Title: Themes and Rhymes in Folk Songs
Peter Fries has reported a pattern of Themes and N-Rhemes in English prose ranging from history to advertising, even in sentence fragments. Is this pattern limited to written prose, or does it appear in oral texts, folk songs, and poetry? Do rhyme and rhythm challenge thematic structure and unmarked word order? Are rhyming words newsworthy? My study applies theories of word order and thematic structure of English sentences to a small sample of folk songs.
The sample includes only songs presented as authentic recordings of traditional folk music accompanied by printed texts. It includes all of the songs labeled "Traditional" on "Lazy Harry's Big Aussie Album" and comparable songs recorded in the U.S. at least 30 years ago: some with the same English and Irish background, some from different traditions (Sweden, West Africa, Alabaman children), and some in the British tradition dealing with romance. (Sorry, I couldn't get good Canadian songs.) For contrast, a similar set of literary poems was tabulated separately. The comparability was measured by tabulating the types of finite verbs in each set and establishing a statistical probability of 90% that the material was comparable.

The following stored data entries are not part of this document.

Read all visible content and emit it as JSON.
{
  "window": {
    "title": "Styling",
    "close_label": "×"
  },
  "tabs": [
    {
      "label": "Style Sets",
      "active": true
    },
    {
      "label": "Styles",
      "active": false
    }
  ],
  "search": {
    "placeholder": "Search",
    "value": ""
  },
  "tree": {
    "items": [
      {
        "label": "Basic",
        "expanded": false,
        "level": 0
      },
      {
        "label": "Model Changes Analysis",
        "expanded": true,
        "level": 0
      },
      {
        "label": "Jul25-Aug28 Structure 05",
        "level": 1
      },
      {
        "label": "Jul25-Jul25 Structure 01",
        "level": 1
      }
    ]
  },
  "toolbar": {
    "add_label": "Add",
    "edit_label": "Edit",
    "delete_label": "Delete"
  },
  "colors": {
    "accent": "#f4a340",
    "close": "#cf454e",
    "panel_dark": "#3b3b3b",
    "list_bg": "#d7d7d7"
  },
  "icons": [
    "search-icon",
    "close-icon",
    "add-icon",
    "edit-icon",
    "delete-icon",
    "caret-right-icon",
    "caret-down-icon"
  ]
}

Coding for Themes recorded whether the line began with filler, an expletive, circumstances, a Subject that was new or accessible or repeated, a pronoun, description, a Verb, or other marked or unmarked material. Ends of lines were coded for rhyme, marked word order and structures, newsworthiness, repetition, and evaluative meanings.
Results show that the folk songs usually observed conventional thematic structure. The variations seemed to reflect culture more than anything else. I will discuss some significant patterns that emerged.